Assignment 2, due Jan 31

Part of the homework for 22C:122/55:132, Spring 2003
by Douglas W. Jones
THE UNIVERSITY OF IOWA Department of Computer Science

Always, on every assignment, please write your name legibly as it appears on your University ID and on the class list!

  1. Take the truth table given for a full adder in the notes for lecture 4 (in the section on Arithmetic, subsection on adders), and apply the methodology for the systematic implementation of combinational functions from the notes for lecture 2.

    a) Draw out the finished circuit, with no optimization, without abbreviation and without optimization.

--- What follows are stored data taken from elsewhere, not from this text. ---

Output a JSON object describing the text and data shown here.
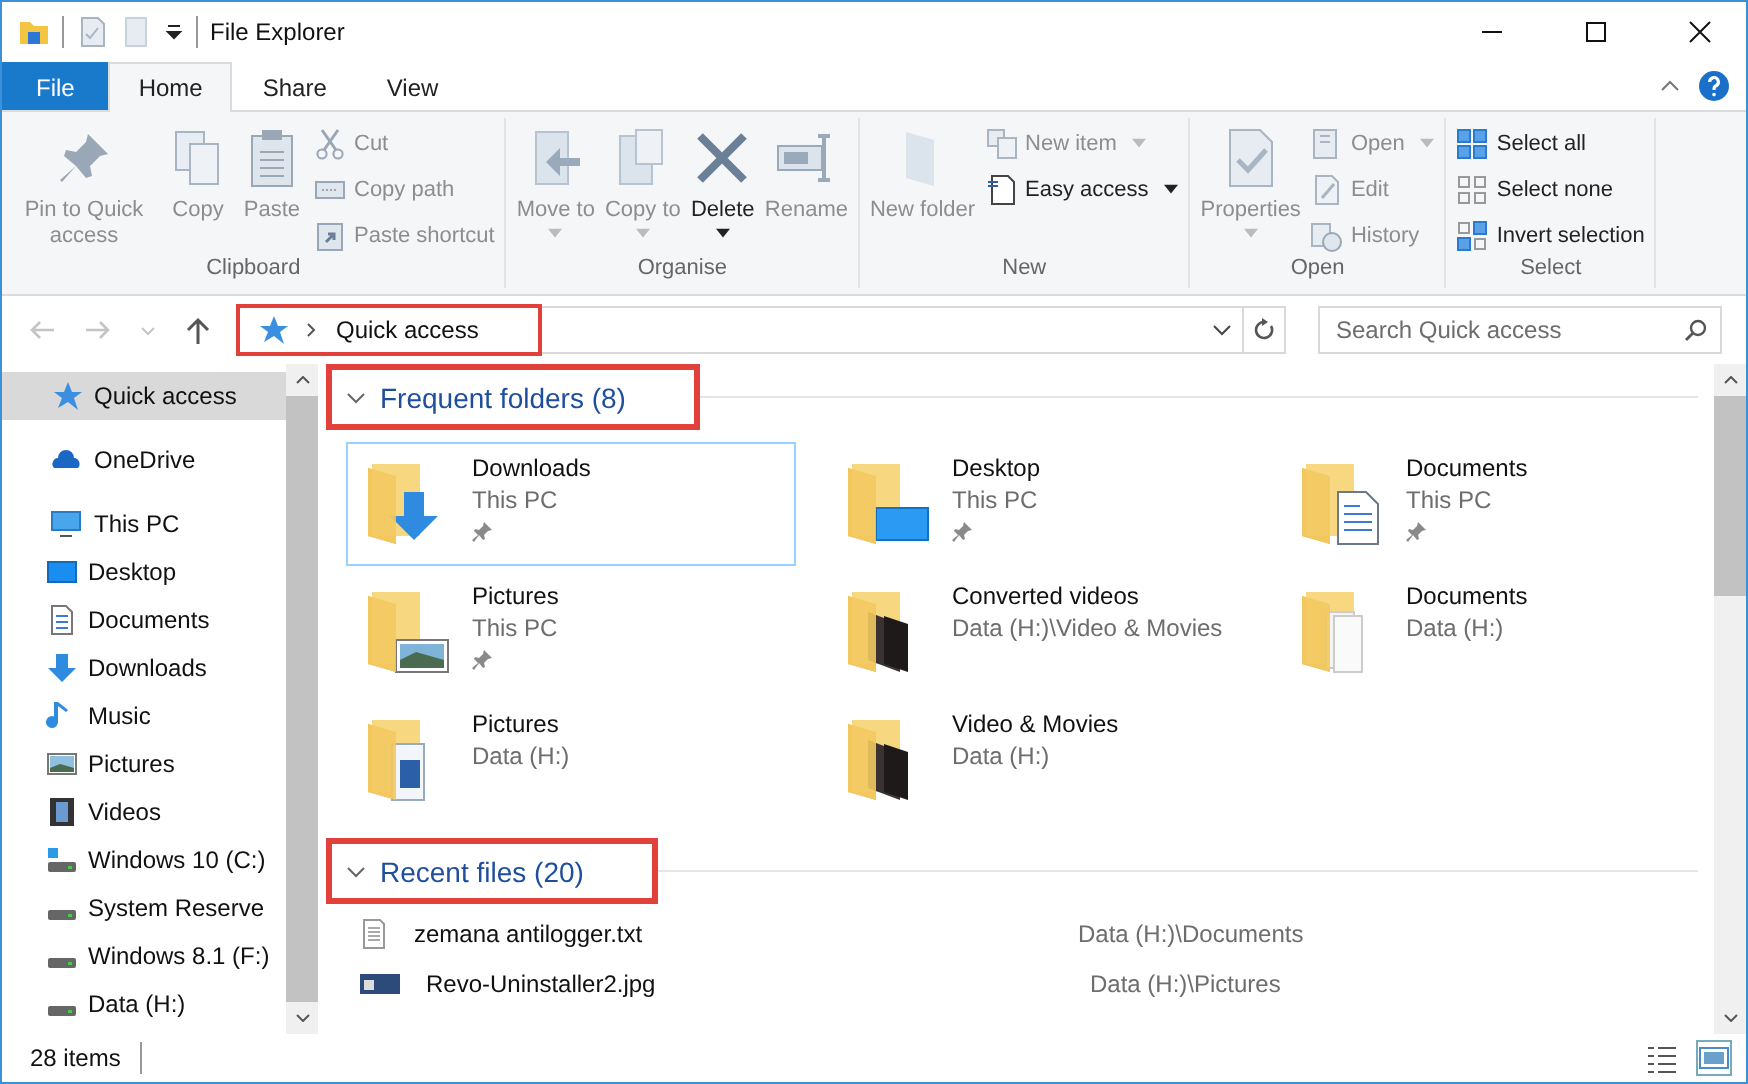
{
  "window": {
    "title": "File Explorer"
  },
  "ribbon_tabs": [
    {
      "label": "File",
      "kind": "file",
      "selected": false
    },
    {
      "label": "Home",
      "kind": "tab",
      "selected": true
    },
    {
      "label": "Share",
      "kind": "tab",
      "selected": false
    },
    {
      "label": "View",
      "kind": "tab",
      "selected": false
    }
  ],
  "ribbon_groups": [
    {
      "label": "Clipboard",
      "items": [
        {
          "label": "Pin to Quick access",
          "kind": "large",
          "disabled": true,
          "dropdown": false
        },
        {
          "label": "Copy",
          "kind": "large",
          "disabled": true,
          "dropdown": false
        },
        {
          "label": "Paste",
          "kind": "large",
          "disabled": true,
          "dropdown": false
        },
        {
          "label": "Cut",
          "kind": "small",
          "disabled": true,
          "dropdown": false
        },
        {
          "label": "Copy path",
          "kind": "small",
          "disabled": true,
          "dropdown": false
        },
        {
          "label": "Paste shortcut",
          "kind": "small",
          "disabled": true,
          "dropdown": false
        }
      ]
    },
    {
      "label": "Organise",
      "items": [
        {
          "label": "Move to",
          "kind": "large",
          "disabled": true,
          "dropdown": true
        },
        {
          "label": "Copy to",
          "kind": "large",
          "disabled": true,
          "dropdown": true
        },
        {
          "label": "Delete",
          "kind": "large",
          "disabled": false,
          "dropdown": true
        },
        {
          "label": "Rename",
          "kind": "large",
          "disabled": true,
          "dropdown": false
        }
      ]
    },
    {
      "label": "New",
      "items": [
        {
          "label": "New folder",
          "kind": "large",
          "disabled": true,
          "dropdown": false
        },
        {
          "label": "New item",
          "kind": "small",
          "disabled": true,
          "dropdown": true
        },
        {
          "label": "Easy access",
          "kind": "small",
          "disabled": false,
          "dropdown": true
        }
      ]
    },
    {
      "label": "Open",
      "items": [
        {
          "label": "Properties",
          "kind": "large",
          "disabled": true,
          "dropdown": true
        },
        {
          "label": "Open",
          "kind": "small",
          "disabled": true,
          "dropdown": true
        },
        {
          "label": "Edit",
          "kind": "small",
          "disabled": true,
          "dropdown": false
        },
        {
          "label": "History",
          "kind": "small",
          "disabled": true,
          "dropdown": false
        }
      ]
    },
    {
      "label": "Select",
      "items": [
        {
          "label": "Select all",
          "kind": "small",
          "disabled": false,
          "dropdown": false
        },
        {
          "label": "Select none",
          "kind": "small",
          "disabled": false,
          "dropdown": false
        },
        {
          "label": "Invert selection",
          "kind": "small",
          "disabled": false,
          "dropdown": false
        }
      ]
    }
  ],
  "address_bar": {
    "crumbs": [
      "Quick access"
    ],
    "highlighted": true
  },
  "search": {
    "placeholder": "Search Quick access"
  },
  "sidebar": {
    "items": [
      {
        "label": "Quick access",
        "kind": "quick",
        "selected": true
      },
      {
        "label": "OneDrive",
        "kind": "cloud",
        "selected": false
      },
      {
        "label": "This PC",
        "kind": "pc",
        "selected": false,
        "children": [
          {
            "label": "Desktop",
            "kind": "desktop",
            "selected": false
          },
          {
            "label": "Documents",
            "kind": "documents",
            "selected": false
          },
          {
            "label": "Downloads",
            "kind": "downloads",
            "selected": false
          },
          {
            "label": "Music",
            "kind": "music",
            "selected": false
          },
          {
            "label": "Pictures",
            "kind": "pictures",
            "selected": false
          },
          {
            "label": "Videos",
            "kind": "videos",
            "selected": false
          },
          {
            "label": "Windows 10 (C:)",
            "kind": "system-drive",
            "selected": false
          },
          {
            "label": "System Reserve",
            "kind": "drive",
            "selected": false
          },
          {
            "label": "Windows 8.1 (F:)",
            "kind": "drive",
            "selected": false
          },
          {
            "label": "Data (H:)",
            "kind": "drive",
            "selected": false
          }
        ]
      }
    ]
  },
  "frequent_folders": {
    "title": "Frequent folders (8)",
    "expanded": true,
    "highlighted": true,
    "items": [
      {
        "name": "Downloads",
        "location": "This PC",
        "kind": "downloads",
        "pinned": true,
        "selected": true
      },
      {
        "name": "Desktop",
        "location": "This PC",
        "kind": "desktop",
        "pinned": true,
        "selected": false
      },
      {
        "name": "Documents",
        "location": "This PC",
        "kind": "documents",
        "pinned": true,
        "selected": false
      },
      {
        "name": "Pictures",
        "location": "This PC",
        "kind": "pictures",
        "pinned": true,
        "selected": false
      },
      {
        "name": "Converted videos",
        "location": "Data (H:)\\Video & Movies",
        "kind": "videos",
        "pinned": false,
        "selected": false
      },
      {
        "name": "Documents",
        "location": "Data (H:)",
        "kind": "papers",
        "pinned": false,
        "selected": false
      },
      {
        "name": "Pictures",
        "location": "Data (H:)",
        "kind": "book",
        "pinned": false,
        "selected": false
      },
      {
        "name": "Video & Movies",
        "location": "Data (H:)",
        "kind": "videos",
        "pinned": false,
        "selected": false
      }
    ]
  },
  "recent_files": {
    "title": "Recent files (20)",
    "expanded": true,
    "highlighted": true,
    "items": [
      {
        "name": "zemana antilogger.txt",
        "location": "Data (H:)\\Documents",
        "kind": "text"
      },
      {
        "name": "Revo-Uninstaller2.jpg",
        "location": "Data (H:)\\Pictures",
        "kind": "image"
      }
    ]
  },
  "status_bar": {
    "count": "28 items"
  }
}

    b) Redraw the circuit, ommiting any gates with unused outputs and combining any rows that can be combined under the rules for optimization of combinational circuits for lecture 2. Draw the result using the abbreviated notation used in that section of the notes.

  2. A vending machine control unit can be modeled by a finite state machine. The machine undergoes a state transition whenver a customer inserts a coin or presses a product selection button. Only one coin may be inserted at a time. Our example machine accepts nickels, dimes and quarters, and has a single product. The product has a cost of 35 cents. The control unit has outputs that cause the return of one nickel, one dime and one quarter, that cause the dispensing of a product, for a total of 4 independent outputs.

    a) Give the state diagram for a Moore machine that implements this control unit.

    b) Give a state table specification of this machine.

    c) How many bits are there in the state register of this machine? How many nand gates and not gates (add them up) will be required, in the worst case, for a brute force reduction of the state table to digital logic. (optimization can improve this, so it's a worst-case bound.)

  3. Lecture 4 gives details for several combinational elements, but it fails to cover others. Here, we'll assume that x and y are inputs to combinational elements, and that f is the output. Give the details for the implementation of the following combinational elements (these are specified using C notation, and your answer should use the notation of the notes for section 4):

    a) f = (x << 1)

    b) f = (x == 1)

    c) f = (x == y)

  4. A more interesting omission from the notes in lecture 4 is comparison. Consider two binary numbers a and b. A comparator has a 2-bit output, one bit indicating if a = b, and another bit indicating if a > b. Combinations of these give all the classic comparisons, < < = > > and inequality. To compute these, we'll use a tree:

    a) Give the truth table for a 1-bit comparitor (the a and b inputs are 1-bit binary numbers). We'll use these as the leaves of our binary tree of logic circuitry that compares n-bit numbers.

    b) Give the truth table for an internal node in the tree. It takes, as inputs, reports on the comparison of the most significant halves of the numbers being compared, and reports on the comparison of the least significant halves. The output reports on the full number represented by the combination of those two halves.